OPINIóN
Actualizado 03/10/2016
Javier González Alonso

El teléfono móvil, ese aparato que nos permite estar comunicados, nació hace apenas 40 años, en 1983, para ser exactos. Los primeros que llegaron a nuestro país fueron a parar a las manos del, entonces, presidente Suárez y del rey Juan Carlos. La suma abonada por cada uno de ellos, quién los pagó es otra historia, fue de 700.000 pesetas. Auténticos ladrillos, sobrepasaban los 500 gramos de peso, eran utilizados por las élites para hacer sus negocios, a la vez que se presumía del status que confería tener esa maravilla tecnológica. La segunda generación, aparecida en la década de los noventa, supuso una pérdida de peso considerable, gracias a la disminución del tamaño de las baterías, a la vez que incorporaban los sistemas de mensajería, los famosos SMS, que nadie supo anticipar que sería uno de los mayores nichos de negocio del momento. La tercera generación, a cuyos coletazos asistimos, integraba todos los usos que se le da actualmente: cámara fotográfica, vídeo, reproducción de música, etc.

Quien se durmiera con un móvil de los primeros y despertara hoy en día, se sorprendería, primero, del avance técnico de estos, pero, estoy seguro, alucinaría con el retroceso hacia móviles tan grandes como los que él utilizaba en su época. Sin dejar de alucinar con que, casi todo el mundo, vaya pendiente únicamente de estos nuevos tótems en que se han convertido. No se me malinterprete, estoy completamente a favor de la tecnología: no llego a la categoría de "nerd", pero sí reconozco que me gusta ver cómo evoluciona este mundo tecnológico.

Una observación que no baso en el consumo desaforado de nuevos elementos, mi teléfono móvil es de los de 2ª generación, de los pequeños, no necesito más, sino en el estudio de mi propio entorno: personas que cambian de móvil cada año, por no decir meses, y que llegan a sufrir por no poder acceder al último modelo, tan molón él, porque lo dice la publicidad. Insisto, nada que decir, pero es chocante. Chocante que hayamos perdido la capacidad de relacionarnos si no estamos mirando la pantallita del aparato cada cinco segundos. Basta con darse un paseo, o sentarse en una terraza, y ver la cantidad de pantallas que nos rodean, y cómo, sus propietarios, echan mano de ellos, haya o no pitidos de alerta; por no hablar de los que se pasan el rato moviendo los dedos, obviando a sus acompañantes.
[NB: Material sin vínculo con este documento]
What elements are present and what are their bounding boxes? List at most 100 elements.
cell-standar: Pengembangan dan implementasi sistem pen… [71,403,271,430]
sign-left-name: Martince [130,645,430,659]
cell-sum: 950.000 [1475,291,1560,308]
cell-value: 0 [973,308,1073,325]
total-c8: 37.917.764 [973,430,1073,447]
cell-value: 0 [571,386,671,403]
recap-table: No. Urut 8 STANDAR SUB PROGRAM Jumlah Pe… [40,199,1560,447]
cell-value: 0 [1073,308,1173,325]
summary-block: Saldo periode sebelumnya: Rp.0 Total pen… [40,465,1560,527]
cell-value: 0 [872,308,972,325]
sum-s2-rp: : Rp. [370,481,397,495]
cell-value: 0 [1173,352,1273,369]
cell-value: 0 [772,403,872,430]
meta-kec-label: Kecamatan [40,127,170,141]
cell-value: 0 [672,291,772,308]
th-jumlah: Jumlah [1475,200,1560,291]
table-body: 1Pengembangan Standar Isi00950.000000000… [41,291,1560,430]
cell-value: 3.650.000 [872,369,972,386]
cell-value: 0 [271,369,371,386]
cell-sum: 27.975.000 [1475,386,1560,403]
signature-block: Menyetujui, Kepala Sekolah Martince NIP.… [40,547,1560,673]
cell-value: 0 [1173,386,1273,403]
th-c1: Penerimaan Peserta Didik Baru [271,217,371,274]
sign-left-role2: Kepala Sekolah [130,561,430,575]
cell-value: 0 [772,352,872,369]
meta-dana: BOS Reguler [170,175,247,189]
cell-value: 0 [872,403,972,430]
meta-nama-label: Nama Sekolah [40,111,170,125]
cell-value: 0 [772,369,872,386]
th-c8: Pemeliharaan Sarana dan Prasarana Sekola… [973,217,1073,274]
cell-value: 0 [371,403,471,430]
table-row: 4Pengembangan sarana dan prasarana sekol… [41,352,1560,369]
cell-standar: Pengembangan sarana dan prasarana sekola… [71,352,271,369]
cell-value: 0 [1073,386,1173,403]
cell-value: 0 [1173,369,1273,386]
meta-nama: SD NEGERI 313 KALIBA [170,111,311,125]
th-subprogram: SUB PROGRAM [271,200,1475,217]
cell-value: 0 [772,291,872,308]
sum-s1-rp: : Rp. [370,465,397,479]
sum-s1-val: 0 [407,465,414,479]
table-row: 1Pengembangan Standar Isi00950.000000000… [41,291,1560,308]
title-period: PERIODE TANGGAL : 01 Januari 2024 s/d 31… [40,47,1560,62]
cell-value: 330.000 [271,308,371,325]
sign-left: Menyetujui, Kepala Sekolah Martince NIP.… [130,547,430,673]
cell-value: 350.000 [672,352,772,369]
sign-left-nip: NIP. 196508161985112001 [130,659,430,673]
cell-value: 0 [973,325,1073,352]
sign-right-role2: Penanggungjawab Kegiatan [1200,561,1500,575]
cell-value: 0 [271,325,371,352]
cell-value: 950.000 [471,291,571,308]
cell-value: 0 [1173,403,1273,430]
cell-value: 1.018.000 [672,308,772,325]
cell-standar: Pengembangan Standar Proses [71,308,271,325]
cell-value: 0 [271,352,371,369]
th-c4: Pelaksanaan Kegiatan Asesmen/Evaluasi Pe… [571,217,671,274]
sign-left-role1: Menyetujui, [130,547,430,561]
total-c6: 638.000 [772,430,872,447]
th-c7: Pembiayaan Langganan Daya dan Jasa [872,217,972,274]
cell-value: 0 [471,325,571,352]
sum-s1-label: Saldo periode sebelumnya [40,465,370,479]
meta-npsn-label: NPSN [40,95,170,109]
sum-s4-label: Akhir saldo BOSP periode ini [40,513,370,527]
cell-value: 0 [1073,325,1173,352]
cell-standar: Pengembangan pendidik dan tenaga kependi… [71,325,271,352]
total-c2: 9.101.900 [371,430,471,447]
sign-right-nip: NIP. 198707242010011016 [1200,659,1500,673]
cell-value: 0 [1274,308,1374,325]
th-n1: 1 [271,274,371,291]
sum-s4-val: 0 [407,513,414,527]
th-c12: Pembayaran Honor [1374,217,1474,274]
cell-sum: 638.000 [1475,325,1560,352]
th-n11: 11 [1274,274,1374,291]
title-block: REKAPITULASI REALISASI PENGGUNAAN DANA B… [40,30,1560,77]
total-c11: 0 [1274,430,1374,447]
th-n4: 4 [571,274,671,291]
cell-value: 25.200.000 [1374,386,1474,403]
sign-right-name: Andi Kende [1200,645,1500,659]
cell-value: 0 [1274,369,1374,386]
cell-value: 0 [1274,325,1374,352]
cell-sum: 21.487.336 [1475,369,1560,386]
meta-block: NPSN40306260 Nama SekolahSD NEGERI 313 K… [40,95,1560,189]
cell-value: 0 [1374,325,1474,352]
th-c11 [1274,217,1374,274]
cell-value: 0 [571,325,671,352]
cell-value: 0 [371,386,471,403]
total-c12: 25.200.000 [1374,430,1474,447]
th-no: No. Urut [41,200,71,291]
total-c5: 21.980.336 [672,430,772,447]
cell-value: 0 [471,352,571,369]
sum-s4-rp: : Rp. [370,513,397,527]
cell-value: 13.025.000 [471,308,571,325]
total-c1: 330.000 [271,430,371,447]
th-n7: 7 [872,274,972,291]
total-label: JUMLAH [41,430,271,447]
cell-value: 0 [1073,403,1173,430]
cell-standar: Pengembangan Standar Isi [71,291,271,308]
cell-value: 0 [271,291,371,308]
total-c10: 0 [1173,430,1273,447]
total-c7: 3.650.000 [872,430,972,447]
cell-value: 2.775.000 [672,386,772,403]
Obligados por no se sabe qué necesidad de estar comunicados de continuo (¿por quién? ¿para qué?), hasta nuestros mayores se han enganchado a la conectividad. Hace unos años, cuando daba clases de introducción a la informática para adultos, mucha gente se cuestionaba para qué servía internet. Pero, ¡oh, milagro!, llegaron las aplicaciones móviles: Facebook, Skype, Twitter, Instagram, Whatsapp, el omnipresente, y similares, y vemos a todos los abuelos, con sus smartphones, vulgarmente llamados teléfonos ¿inteligentes?, tecleando y viendo cosas como si no hubiera un mañana.

Vivo, estupenda, relajadamente, sin el dichoso Whatsapp, con mi pequeño terminal, sin apenas memoria, la justa para recordar los teléfonos de quien me interesa: para hablar con ellos, llamo, escucho su voz, muy importante para la comunicación, pues es donde realmente puedes notar los cambios de tono, los matices, oír cómo se encuentra en realidad. Incluso, algunas veces, envío mensajes de texto, sin abreviaturas, para algún hecho puntual, que siempre los hay.

Al final va a resultar verdad que soy un conservador, por lo menos en este aspecto, y no me arrepiento. Dadme conversaciones, contacto físico, intercambio de pareceres de tú a tú, salir a pasear con las manos en los bolsillos, mirar lo que hay a mi alrededor sin necesidad que nadie me diga lo graciosa, o trágica, de una situación o fotografía. Dadme humanidad, que el resto me sobra? totalmente.